Network Authority

Alex Reid (network authority) has clarified his notions of authority, positing an interesting view of authority as situated in networks. He writes

So authority is always a networked condition. As the network changes so do the conditions of authority. So the traditional classroom offers one type of node or portal into a network of information (through the authority of the teacher), but when the rest of the network changes...


So I return to the point I'm trying to make here. My professional knowledge remains valuable. My knowledge continues to authorize me. But the shift in the network changes the conditions surrounding that authority and alter its relative value. Before the pedagogic value of my authority took shape in the lectures I gave, the other activities I orchestrated in the classroom, and my evaluation of student writing and tests. Now my ability to develop pedagogic value from my authority takes form in a different context.

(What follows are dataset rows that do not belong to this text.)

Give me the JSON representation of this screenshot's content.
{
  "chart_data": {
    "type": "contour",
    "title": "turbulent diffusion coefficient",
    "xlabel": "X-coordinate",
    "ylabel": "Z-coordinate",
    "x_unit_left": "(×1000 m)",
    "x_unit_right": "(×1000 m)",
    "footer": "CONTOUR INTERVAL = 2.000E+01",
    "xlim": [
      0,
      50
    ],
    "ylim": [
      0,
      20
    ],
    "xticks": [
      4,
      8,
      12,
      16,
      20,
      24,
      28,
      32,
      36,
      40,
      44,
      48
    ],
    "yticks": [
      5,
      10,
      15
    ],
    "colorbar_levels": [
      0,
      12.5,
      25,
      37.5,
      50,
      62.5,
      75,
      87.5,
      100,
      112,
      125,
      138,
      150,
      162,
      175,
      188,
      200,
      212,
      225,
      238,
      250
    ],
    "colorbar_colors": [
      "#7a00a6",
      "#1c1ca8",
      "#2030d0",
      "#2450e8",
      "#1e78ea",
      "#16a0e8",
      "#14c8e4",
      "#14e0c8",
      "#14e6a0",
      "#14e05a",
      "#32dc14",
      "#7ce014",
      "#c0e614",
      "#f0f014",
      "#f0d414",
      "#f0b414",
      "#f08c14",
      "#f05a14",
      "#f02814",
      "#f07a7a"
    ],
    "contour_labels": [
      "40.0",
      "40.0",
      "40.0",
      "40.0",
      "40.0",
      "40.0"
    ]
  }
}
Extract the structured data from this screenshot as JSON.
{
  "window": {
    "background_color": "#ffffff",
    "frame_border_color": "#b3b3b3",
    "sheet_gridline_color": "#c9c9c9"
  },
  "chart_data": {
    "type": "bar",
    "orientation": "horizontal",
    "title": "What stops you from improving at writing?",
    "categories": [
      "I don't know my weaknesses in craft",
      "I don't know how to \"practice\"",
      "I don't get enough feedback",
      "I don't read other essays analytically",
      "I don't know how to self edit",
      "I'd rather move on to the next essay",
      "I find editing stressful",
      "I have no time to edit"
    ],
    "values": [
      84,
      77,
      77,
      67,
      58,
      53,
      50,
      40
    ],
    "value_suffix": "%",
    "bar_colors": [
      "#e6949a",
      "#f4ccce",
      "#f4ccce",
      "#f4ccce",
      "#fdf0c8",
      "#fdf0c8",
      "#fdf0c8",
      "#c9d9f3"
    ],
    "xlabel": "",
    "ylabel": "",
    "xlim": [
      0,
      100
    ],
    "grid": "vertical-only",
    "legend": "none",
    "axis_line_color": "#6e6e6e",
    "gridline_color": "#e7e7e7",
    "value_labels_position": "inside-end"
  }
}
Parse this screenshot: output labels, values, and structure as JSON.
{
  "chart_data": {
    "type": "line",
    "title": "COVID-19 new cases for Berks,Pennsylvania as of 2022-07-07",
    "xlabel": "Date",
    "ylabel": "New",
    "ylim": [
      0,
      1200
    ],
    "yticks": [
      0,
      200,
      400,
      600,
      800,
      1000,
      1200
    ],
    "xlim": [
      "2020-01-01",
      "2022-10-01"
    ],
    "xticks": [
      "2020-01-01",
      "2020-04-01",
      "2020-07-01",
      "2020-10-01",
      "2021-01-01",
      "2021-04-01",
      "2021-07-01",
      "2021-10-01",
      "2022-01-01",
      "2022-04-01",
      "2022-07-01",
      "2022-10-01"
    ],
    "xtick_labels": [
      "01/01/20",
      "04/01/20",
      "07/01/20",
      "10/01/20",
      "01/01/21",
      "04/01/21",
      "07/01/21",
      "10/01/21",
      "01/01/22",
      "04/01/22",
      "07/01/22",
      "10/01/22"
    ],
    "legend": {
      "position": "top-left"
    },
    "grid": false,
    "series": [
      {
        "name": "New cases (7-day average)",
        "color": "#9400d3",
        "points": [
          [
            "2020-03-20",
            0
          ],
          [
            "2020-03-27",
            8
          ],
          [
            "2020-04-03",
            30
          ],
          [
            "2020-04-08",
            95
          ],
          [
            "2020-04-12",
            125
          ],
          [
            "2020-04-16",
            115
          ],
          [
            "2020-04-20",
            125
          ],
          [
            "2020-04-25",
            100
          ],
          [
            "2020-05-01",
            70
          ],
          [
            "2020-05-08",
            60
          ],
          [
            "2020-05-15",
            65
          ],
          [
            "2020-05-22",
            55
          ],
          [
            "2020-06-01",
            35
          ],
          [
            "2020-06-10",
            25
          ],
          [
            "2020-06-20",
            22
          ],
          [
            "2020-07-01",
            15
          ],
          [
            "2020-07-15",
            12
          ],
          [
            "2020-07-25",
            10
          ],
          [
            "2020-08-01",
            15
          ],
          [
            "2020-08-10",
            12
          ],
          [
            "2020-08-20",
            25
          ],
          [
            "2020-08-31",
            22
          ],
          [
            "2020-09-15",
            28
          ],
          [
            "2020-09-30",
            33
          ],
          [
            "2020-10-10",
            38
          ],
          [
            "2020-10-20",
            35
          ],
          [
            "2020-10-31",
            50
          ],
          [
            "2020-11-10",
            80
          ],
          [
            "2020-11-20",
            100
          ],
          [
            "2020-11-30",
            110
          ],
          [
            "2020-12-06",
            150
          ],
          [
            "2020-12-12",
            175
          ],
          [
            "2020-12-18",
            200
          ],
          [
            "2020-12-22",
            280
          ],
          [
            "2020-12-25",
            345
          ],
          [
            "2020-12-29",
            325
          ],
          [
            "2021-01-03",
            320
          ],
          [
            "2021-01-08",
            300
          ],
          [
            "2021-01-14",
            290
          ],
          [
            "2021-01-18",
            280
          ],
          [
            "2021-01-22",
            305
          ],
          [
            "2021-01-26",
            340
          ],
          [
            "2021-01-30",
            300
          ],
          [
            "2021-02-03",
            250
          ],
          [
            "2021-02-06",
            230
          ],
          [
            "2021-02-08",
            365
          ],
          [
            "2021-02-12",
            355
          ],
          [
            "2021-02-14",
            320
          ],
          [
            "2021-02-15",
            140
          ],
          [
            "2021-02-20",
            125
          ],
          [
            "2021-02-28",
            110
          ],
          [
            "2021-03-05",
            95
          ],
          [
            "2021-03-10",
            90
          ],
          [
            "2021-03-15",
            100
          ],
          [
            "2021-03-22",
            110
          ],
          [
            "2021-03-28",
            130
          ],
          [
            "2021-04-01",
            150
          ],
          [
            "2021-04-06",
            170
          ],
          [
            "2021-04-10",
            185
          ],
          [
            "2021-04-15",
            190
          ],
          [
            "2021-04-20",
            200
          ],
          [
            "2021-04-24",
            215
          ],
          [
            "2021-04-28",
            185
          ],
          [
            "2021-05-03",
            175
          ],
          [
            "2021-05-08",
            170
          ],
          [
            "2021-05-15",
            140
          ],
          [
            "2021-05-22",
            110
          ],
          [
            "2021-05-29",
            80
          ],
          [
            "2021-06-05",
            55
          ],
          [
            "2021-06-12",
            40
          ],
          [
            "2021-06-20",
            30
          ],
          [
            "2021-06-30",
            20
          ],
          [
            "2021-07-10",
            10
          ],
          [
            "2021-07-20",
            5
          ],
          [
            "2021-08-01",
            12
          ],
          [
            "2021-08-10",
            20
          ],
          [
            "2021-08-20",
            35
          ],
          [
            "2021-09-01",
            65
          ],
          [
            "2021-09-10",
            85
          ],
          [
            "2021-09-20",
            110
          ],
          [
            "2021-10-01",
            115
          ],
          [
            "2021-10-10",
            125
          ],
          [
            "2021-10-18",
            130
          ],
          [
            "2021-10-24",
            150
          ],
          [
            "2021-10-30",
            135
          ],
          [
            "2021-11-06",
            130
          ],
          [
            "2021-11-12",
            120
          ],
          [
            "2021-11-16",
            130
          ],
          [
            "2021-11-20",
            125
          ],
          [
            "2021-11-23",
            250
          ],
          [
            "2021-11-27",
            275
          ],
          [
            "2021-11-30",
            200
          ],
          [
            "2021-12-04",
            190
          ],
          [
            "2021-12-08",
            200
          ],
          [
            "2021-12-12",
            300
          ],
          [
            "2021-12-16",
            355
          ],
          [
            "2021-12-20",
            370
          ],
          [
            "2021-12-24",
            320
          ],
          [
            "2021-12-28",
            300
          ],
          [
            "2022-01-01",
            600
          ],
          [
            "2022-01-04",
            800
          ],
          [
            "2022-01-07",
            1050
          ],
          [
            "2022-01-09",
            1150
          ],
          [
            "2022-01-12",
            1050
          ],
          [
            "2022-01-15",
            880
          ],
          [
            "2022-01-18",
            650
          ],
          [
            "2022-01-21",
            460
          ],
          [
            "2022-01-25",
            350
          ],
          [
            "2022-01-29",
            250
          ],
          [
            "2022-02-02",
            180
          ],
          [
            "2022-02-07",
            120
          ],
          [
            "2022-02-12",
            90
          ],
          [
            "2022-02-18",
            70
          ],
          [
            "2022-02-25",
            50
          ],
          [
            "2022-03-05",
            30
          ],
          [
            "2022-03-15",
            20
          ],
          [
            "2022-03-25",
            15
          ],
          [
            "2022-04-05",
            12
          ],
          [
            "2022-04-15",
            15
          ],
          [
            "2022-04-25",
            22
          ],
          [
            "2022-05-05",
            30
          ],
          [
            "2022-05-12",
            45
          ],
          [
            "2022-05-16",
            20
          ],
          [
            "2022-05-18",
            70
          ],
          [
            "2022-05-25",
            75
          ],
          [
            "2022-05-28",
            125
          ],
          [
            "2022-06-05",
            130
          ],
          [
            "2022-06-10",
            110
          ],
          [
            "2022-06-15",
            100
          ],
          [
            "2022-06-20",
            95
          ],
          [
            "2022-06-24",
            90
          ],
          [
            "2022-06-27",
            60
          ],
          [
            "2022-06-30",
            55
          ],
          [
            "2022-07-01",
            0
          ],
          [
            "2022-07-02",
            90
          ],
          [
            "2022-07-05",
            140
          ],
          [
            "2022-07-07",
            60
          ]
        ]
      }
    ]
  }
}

Definitely. Also, as we are embedded in more than one network simultaneously, and so are our students, the different nodes in our networks perceive our authority differently. In a class of mine some time ago, one student was perceived by three others as persona non grata (due to aggressively asserting his ideas), while others in the classroom valued his opinion. One student said that he had his "own ideas," which was "very important." These niches aren't fixed as the student himself felt it important to get along with all classmates, worked at that goal, and by the end of the course had been able to collaborate pleasantly with at least two of the three.

Even so, a few caveats, because it is unlikely, at least for some time into the future, that an instructor's authority changes much simply because his/her pedagogical network changes. One is that although students can turn to other professors' online materials in the "academic marketplace where others are moving on, leaving me behind," they probably won't unless those other online materials aid them in meeting the expectations of the instructor who hands out their grades. Another is that the authority embedded in networks is governed by social relational models (see Social Relations and Classroom Activity). That is, the authority of instructors is not based as much on their pedagogic methods as it is on the authority accorded to instructors by virtue of their being instructors, at least for those students in a class. For others simply wanting to learn, then the pedagogically related network authority can increase.

Despite these qualifications, the idea authority being embedded in networks is a notion I plan to keep in mind and consider how to incorporate into my own pedagogical practices.